Annual rainfall ranges

Annual rainfall ranges EX527 from frontal Himalayan values of almost 200 cm to only ∼23 cm on the Indus plain, and even lower values (∼9 cm) over the Indus Delta. Tectonics control

the container valley geometry of the Indus, and the main course of the Indus migrated to a generally more westward located course over the past 5000 years (Kazmi, 1984). The legendary Saraswati River, whose probable ancient course in the Thar Desert is marked by numerous abandoned archeological sites, may have once supplemented the Indus Delta (Oldham, 1887, Oldham, 1893, Stein, 1942, Lal and Gupta, 1984, Mughal, 1997 and Giosan et al., 2012). Rather than being an effect of Saraswati’s loss, we speculate that a westward migration of the Indus course may have a more deep seated cause, possibly associated with slow flexural uplift of the central Indian plateau

(Bilham et al., 2003). The delta’s climate is arid sub-tropical; the river mouth is located almost in the tropics, at 24° N 67°30′ E. The present Indus Delta is 17,000 km2; the active tidal flat area is ∼10,000 km2. The delta once hosted the world’s largest arid mangrove forest (Inam et al., 2007). Warm coastal waters (22 °C on average) and summer tidal inundation result in salt deposits (Memon, 2005). The tidal range is 2.7 m (Giosan et al., 2006).

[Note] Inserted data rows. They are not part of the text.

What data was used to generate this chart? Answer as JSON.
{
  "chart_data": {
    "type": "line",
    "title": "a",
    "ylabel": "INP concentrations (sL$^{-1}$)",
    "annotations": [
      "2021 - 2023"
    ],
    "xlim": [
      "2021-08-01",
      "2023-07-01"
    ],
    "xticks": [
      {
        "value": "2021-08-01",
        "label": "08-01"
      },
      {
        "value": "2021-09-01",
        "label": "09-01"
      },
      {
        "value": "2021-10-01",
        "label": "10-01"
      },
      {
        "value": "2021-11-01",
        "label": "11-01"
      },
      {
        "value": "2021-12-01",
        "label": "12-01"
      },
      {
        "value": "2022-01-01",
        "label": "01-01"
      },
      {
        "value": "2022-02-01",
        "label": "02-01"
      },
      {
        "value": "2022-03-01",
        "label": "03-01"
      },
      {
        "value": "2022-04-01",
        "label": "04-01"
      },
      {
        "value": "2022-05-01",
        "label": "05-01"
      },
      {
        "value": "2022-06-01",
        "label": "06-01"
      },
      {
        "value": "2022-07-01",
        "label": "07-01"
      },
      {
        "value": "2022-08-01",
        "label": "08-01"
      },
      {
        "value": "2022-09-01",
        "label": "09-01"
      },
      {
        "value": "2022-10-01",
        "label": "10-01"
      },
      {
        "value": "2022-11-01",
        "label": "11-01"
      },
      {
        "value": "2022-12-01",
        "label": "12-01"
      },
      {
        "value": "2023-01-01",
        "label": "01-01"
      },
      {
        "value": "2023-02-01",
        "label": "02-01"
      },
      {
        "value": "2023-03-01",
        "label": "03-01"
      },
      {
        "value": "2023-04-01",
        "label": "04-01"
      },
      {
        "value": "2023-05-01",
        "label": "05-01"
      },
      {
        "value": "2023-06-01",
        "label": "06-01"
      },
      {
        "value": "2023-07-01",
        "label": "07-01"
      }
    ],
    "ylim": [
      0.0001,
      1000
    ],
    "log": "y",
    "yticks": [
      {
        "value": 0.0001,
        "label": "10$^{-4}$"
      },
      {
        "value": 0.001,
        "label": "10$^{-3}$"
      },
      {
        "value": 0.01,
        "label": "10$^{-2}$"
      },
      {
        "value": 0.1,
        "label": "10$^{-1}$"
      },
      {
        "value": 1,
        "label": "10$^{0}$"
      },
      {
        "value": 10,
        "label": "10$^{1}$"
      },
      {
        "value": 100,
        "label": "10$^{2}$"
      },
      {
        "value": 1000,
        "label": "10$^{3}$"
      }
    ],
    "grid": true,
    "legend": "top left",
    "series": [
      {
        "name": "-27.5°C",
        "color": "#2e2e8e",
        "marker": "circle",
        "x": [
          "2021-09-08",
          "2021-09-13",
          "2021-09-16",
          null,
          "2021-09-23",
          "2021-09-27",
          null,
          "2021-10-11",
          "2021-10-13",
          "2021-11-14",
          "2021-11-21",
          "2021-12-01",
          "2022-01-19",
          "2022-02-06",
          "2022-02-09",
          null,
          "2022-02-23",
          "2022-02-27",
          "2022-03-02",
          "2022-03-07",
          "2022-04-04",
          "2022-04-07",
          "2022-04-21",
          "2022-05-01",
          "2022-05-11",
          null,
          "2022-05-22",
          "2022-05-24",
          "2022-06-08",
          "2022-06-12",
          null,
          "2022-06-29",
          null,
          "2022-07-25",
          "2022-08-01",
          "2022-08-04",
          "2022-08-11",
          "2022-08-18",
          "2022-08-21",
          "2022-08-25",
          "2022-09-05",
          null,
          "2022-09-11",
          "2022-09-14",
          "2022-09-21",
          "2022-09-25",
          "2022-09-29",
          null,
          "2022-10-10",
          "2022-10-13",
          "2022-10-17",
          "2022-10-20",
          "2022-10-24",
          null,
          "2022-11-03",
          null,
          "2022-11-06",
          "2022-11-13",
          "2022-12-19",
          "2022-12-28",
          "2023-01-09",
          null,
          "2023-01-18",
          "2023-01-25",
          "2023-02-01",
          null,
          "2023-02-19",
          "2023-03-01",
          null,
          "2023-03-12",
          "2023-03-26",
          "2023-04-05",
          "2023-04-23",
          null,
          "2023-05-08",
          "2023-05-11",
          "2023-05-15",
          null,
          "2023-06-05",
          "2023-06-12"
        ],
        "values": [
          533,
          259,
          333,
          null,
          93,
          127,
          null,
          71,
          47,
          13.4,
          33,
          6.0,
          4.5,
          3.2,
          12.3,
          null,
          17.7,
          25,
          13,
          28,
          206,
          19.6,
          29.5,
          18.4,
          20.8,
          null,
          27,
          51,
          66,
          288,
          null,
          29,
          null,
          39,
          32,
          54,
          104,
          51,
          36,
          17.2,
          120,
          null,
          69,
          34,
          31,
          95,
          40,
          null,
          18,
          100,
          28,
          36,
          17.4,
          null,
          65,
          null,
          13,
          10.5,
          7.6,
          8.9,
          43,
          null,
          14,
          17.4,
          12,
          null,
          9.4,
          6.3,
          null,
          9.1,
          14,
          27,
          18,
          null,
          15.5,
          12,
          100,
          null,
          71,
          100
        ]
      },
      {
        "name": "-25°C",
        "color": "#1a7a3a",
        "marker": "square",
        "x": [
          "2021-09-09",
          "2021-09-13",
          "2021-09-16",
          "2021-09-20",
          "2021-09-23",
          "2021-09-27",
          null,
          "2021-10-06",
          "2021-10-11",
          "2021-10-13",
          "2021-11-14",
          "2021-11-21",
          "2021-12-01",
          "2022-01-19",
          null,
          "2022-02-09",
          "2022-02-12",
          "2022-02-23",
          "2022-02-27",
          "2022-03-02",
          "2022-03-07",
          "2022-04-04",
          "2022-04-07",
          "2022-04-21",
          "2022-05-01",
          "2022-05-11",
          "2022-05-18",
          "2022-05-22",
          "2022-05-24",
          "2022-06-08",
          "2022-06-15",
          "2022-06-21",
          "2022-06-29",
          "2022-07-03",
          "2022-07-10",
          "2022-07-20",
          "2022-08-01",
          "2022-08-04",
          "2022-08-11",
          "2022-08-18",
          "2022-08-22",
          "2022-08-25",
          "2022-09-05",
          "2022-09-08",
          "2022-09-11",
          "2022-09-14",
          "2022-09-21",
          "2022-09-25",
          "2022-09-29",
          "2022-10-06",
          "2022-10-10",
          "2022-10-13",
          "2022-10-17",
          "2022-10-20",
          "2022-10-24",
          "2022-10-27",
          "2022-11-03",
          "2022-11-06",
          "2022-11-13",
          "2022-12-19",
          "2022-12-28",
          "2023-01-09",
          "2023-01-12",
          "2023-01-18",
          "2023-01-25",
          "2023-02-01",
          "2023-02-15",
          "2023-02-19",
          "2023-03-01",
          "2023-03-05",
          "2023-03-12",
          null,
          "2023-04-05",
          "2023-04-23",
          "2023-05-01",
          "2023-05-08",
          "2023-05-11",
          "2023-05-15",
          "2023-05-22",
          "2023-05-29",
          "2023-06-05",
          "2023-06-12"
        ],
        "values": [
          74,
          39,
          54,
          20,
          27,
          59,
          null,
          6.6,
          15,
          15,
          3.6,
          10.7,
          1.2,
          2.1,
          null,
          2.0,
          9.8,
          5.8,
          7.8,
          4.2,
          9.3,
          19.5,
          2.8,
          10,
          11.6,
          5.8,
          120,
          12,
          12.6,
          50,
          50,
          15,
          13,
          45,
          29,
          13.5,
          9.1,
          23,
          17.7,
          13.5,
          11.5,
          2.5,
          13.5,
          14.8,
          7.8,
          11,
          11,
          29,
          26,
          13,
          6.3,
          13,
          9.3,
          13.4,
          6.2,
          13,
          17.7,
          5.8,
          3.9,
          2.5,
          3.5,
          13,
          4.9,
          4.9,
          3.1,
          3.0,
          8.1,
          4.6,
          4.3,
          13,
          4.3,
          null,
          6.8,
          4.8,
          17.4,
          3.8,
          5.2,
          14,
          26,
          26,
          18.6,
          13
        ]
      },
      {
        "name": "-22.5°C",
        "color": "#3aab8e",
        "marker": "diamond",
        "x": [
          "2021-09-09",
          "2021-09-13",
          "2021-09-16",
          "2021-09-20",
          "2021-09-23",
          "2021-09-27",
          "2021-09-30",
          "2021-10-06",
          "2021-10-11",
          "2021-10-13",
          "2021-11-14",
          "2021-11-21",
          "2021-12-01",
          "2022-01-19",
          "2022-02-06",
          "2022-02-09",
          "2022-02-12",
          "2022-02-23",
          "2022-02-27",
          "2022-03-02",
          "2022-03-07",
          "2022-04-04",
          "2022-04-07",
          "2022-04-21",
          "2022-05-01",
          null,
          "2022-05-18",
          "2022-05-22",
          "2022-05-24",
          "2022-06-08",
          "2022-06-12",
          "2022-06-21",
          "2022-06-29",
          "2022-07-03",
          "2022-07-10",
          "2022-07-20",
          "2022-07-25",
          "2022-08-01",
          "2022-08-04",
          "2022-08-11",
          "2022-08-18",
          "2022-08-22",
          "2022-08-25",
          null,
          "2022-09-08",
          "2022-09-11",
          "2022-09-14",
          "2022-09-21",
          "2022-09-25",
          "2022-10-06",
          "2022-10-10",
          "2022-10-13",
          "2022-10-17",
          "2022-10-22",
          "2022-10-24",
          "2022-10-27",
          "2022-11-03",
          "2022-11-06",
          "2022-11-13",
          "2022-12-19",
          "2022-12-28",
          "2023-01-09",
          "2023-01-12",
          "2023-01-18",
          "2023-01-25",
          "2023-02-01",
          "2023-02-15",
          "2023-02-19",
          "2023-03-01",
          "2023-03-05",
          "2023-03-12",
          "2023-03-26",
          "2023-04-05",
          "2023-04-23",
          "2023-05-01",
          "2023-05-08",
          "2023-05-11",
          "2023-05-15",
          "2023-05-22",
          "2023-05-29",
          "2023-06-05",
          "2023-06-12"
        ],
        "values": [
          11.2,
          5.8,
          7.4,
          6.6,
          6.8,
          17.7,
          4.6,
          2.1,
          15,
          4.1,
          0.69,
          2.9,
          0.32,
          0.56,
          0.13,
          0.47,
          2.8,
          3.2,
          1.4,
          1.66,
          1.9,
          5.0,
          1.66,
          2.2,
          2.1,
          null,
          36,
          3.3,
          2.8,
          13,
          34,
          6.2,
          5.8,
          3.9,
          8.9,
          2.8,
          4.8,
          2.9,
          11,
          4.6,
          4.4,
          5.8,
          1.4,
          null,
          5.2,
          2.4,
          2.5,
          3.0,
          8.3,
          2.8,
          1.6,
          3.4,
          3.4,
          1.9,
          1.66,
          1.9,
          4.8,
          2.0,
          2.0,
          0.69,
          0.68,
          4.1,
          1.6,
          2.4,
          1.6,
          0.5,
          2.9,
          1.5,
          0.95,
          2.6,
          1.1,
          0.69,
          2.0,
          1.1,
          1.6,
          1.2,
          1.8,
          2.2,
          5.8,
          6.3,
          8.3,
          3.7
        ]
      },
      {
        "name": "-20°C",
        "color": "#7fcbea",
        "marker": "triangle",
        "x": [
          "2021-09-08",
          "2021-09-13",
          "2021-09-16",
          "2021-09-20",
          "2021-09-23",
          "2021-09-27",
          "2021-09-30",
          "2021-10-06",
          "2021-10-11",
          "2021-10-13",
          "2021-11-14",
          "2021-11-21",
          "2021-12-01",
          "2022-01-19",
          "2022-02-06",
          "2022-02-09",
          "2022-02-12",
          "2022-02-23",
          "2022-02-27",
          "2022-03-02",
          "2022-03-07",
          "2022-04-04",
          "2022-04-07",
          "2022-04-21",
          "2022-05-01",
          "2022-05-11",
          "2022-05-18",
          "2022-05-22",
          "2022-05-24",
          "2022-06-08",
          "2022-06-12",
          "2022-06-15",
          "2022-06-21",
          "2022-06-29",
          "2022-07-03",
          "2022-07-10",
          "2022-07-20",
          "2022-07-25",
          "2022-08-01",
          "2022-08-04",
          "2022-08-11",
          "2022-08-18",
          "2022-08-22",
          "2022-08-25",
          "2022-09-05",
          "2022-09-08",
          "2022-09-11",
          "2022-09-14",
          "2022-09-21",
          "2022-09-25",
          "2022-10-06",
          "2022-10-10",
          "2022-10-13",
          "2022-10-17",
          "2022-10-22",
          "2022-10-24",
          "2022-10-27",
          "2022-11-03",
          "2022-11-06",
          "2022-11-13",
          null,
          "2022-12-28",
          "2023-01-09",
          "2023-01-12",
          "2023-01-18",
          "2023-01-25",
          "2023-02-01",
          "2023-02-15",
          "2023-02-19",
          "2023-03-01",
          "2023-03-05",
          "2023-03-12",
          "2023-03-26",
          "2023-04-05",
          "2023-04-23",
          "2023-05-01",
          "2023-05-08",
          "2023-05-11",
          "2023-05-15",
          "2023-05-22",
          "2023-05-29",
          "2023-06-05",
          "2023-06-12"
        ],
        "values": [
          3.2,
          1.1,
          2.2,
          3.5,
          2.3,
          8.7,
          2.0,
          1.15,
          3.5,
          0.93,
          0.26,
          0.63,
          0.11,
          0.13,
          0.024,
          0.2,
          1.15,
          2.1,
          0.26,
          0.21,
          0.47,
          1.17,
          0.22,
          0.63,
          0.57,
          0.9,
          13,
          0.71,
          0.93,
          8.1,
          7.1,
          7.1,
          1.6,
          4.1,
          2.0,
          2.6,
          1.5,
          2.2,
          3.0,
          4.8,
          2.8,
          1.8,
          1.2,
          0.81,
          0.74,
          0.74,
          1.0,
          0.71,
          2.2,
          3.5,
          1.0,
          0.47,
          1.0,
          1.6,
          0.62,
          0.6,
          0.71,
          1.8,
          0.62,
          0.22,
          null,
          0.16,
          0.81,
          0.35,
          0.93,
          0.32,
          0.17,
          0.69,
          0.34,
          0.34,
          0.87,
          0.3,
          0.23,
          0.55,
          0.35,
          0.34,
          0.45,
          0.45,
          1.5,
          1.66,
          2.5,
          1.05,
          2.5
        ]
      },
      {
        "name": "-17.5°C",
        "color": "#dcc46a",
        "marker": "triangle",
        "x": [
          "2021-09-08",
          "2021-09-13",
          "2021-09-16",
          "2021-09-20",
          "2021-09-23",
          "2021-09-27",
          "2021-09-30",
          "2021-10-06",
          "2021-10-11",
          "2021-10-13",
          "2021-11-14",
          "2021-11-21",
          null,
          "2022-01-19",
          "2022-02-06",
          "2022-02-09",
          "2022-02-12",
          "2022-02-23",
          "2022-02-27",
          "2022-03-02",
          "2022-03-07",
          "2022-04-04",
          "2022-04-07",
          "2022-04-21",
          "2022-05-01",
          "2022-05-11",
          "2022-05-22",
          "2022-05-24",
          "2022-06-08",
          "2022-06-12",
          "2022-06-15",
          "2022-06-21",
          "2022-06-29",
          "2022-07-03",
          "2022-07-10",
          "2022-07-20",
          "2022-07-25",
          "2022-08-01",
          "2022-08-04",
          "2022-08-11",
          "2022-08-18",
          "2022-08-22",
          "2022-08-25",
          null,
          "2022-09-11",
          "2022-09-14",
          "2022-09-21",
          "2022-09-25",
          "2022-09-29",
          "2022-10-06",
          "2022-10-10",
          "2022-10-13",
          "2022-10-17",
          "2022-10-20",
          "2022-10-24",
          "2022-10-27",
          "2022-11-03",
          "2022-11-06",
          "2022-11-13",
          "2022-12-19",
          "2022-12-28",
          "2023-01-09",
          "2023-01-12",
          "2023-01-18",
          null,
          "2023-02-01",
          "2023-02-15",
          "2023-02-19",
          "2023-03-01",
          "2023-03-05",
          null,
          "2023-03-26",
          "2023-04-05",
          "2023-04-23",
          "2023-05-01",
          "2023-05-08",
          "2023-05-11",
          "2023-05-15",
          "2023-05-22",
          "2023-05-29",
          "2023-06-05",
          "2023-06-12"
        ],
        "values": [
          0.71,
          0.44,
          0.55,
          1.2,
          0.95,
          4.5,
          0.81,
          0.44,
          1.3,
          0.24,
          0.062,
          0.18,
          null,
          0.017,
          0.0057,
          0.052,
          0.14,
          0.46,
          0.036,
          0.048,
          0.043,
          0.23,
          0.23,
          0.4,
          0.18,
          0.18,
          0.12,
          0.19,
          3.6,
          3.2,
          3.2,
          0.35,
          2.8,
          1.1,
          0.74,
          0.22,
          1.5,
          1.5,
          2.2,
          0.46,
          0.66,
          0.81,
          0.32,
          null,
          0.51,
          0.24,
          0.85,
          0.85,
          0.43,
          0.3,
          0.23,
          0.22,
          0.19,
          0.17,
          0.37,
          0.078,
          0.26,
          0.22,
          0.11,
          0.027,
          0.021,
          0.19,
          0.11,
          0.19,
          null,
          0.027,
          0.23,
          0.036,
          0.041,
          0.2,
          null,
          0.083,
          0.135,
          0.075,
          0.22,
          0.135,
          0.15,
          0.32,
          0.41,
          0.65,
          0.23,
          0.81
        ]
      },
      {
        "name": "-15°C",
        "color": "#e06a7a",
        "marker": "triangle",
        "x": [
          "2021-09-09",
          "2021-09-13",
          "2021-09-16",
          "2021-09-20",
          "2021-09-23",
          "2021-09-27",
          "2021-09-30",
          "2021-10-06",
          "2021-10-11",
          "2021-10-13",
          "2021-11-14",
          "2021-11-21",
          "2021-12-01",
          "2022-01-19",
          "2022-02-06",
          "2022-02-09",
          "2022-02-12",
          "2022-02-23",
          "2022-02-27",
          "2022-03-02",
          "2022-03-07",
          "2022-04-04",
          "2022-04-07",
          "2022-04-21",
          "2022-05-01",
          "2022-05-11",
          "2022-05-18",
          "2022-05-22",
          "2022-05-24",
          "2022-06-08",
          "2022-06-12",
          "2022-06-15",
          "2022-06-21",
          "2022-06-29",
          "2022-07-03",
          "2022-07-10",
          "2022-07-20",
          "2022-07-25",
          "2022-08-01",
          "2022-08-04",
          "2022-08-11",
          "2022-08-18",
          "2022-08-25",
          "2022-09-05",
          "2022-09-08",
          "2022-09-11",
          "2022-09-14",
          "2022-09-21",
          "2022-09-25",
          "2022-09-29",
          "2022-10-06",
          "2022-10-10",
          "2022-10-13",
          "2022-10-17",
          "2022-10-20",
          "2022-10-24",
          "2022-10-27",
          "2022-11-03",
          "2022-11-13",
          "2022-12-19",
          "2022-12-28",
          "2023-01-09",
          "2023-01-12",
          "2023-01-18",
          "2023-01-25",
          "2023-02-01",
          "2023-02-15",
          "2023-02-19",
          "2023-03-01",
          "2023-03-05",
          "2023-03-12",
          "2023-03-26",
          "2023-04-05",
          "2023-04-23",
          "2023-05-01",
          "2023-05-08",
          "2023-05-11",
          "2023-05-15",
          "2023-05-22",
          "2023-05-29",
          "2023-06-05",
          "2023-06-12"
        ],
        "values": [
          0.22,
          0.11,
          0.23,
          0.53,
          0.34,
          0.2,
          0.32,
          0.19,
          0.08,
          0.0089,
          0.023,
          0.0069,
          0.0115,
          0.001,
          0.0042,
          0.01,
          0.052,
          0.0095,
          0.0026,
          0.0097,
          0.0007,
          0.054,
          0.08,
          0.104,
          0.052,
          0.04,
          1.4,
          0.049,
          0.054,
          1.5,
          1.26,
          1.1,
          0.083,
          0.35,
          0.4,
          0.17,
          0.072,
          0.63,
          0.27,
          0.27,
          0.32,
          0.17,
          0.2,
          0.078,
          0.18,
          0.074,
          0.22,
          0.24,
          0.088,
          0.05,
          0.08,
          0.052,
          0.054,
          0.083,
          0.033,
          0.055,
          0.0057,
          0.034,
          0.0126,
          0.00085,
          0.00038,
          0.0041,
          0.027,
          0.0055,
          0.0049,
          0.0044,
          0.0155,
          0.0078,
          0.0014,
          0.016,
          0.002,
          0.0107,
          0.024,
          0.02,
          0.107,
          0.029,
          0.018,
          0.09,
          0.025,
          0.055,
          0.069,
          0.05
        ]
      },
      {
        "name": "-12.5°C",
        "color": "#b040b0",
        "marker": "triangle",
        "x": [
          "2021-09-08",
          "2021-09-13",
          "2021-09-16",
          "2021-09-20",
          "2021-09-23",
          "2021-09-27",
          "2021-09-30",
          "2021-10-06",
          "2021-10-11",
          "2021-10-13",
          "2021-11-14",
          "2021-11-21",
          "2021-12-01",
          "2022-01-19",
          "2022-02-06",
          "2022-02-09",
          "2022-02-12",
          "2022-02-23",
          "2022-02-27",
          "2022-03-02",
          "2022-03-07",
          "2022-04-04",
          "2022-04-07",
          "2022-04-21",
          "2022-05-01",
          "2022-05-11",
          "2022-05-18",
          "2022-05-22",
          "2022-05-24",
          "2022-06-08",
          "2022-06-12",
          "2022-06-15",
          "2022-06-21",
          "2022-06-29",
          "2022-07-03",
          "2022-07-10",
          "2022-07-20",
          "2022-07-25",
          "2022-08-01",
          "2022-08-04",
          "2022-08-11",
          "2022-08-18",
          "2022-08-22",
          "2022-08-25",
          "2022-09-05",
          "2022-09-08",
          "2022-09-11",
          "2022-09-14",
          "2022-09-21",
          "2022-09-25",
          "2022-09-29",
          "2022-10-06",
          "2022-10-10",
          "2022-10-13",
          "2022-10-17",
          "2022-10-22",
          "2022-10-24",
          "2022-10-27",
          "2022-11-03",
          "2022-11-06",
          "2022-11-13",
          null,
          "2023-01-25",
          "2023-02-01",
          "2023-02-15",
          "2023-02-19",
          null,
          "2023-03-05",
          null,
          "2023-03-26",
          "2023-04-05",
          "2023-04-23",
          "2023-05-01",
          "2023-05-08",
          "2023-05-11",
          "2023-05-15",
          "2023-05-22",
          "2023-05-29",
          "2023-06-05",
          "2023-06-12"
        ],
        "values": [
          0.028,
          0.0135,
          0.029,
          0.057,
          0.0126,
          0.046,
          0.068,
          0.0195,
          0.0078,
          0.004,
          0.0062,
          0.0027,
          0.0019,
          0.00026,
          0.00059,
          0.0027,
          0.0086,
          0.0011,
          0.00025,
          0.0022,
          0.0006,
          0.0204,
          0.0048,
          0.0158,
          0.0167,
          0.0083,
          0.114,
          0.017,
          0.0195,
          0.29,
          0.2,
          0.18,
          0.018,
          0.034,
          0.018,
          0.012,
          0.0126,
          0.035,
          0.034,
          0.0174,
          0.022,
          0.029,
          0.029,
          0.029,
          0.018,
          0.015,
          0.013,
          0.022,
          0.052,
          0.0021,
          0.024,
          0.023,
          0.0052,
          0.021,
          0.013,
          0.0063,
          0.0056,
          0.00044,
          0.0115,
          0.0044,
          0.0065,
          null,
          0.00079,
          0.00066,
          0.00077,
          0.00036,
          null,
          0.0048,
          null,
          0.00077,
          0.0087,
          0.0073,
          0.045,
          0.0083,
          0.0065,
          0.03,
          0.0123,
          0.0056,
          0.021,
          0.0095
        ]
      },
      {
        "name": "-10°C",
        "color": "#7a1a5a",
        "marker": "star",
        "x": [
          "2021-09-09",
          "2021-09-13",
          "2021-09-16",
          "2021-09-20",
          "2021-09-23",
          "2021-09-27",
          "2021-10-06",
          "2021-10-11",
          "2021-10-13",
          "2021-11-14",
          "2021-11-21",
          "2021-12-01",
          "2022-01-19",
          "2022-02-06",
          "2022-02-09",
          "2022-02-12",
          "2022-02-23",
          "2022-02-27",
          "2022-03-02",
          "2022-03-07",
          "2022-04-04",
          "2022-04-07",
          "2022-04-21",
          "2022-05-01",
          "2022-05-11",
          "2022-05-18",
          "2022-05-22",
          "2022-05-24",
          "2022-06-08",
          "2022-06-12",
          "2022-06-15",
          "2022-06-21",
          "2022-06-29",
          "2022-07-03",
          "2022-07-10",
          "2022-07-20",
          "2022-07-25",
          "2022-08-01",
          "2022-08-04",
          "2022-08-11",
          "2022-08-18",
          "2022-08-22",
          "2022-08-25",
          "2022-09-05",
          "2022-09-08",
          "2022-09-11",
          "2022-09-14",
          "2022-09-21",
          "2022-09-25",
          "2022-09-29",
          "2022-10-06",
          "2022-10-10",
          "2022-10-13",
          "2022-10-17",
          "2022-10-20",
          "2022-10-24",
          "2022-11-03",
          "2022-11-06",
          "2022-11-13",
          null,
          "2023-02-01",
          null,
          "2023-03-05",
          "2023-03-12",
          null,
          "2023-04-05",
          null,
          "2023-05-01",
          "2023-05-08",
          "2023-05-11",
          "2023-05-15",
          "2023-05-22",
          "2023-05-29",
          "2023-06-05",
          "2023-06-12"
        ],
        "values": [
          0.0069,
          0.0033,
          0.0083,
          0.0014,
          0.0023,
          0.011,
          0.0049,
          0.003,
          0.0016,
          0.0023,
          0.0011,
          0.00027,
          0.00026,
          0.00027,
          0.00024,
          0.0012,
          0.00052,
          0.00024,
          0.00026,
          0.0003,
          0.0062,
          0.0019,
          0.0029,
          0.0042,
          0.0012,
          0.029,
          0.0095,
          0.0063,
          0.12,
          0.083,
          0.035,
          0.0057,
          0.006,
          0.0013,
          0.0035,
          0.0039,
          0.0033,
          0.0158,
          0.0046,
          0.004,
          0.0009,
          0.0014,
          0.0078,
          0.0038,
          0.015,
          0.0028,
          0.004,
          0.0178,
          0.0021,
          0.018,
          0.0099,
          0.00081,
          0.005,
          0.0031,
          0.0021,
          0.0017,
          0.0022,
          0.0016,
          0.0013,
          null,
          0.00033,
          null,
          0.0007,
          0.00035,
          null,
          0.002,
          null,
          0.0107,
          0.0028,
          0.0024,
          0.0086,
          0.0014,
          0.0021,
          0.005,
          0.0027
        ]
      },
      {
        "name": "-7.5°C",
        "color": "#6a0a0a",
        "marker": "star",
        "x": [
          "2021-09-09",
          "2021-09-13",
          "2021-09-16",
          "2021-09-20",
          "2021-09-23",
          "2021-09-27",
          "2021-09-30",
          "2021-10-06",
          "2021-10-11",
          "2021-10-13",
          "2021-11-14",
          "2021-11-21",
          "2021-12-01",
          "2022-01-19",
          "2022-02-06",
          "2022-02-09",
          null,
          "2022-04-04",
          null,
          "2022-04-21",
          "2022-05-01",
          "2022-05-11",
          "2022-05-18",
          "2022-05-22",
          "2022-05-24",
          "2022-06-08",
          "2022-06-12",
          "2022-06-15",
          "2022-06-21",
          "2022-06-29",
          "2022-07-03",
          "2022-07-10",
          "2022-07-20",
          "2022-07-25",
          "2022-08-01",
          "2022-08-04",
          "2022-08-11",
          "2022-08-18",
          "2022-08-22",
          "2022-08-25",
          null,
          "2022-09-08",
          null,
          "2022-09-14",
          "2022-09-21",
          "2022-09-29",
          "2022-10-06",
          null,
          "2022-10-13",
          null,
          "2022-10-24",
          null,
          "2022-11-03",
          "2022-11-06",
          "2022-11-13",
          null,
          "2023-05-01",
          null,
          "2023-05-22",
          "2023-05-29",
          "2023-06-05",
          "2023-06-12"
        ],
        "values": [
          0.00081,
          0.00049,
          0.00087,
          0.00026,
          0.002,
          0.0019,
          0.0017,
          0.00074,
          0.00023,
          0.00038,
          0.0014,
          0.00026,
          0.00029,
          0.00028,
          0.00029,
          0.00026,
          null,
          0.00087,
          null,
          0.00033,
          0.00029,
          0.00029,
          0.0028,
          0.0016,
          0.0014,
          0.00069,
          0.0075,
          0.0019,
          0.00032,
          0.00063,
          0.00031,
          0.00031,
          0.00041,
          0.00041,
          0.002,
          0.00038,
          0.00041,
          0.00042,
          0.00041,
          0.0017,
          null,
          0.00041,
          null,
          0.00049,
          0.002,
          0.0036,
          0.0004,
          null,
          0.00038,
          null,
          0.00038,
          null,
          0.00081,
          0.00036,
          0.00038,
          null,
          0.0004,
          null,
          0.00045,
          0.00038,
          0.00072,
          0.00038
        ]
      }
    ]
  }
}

Swampy areas on the delta are restricted to areas near tidal channels and coastal areas that undergo tidal flooding. Although the Indus B-Raf inhibitor clinical trial Selleckchem Gemcitabine Delta receives high deep-water wave energy, attenuation on the shallow shelf results in lower wave energy at the coast than is typical for wave-dominated deltas (Wells and Coleman, 1984). Wave measurements offshore Karachi at 20 m water-depth show a mean significant wave height during the summer southwest monsoon (May–September) of ∼1.8 m with a mean period of 9 s (Rizvi et al., 1988). During the winter, with offshore-directed monsoon winds (October–April), significant wave height

is ∼1.2 m with a period of 6.5 s (Rizvi et al., 1988). Wave-driven sediment transport redistributes river-delivered sediments along the deltaic coast (Wells and Coleman, 1984 and Giosan et al., 2006). Recorded regional history extends back several thousand years (including annals from the time of Alexander the Great c. 325 BC). Embracing ∼2 millennia prior, humans certainly modified the landscape: the population of the Harappan culture is estimated at ∼5 million at peak, with ∼1000 major settlements in what is now Pakistan. However, we postulate these modifications are relatively minor compared to changes from 1869 onwards when artificial levees and great modern irrigation systems became established, population grew from ∼25 million people to the present ∼188 million (UN, 2012), and the Indus ceased to transport large quantities of freshwater and sediment to the delta and the sea. We here describe natural processes occurring in the presence of humans, but not so greatly altered by them. The Indus floodplain (Fig. 1 and Fig.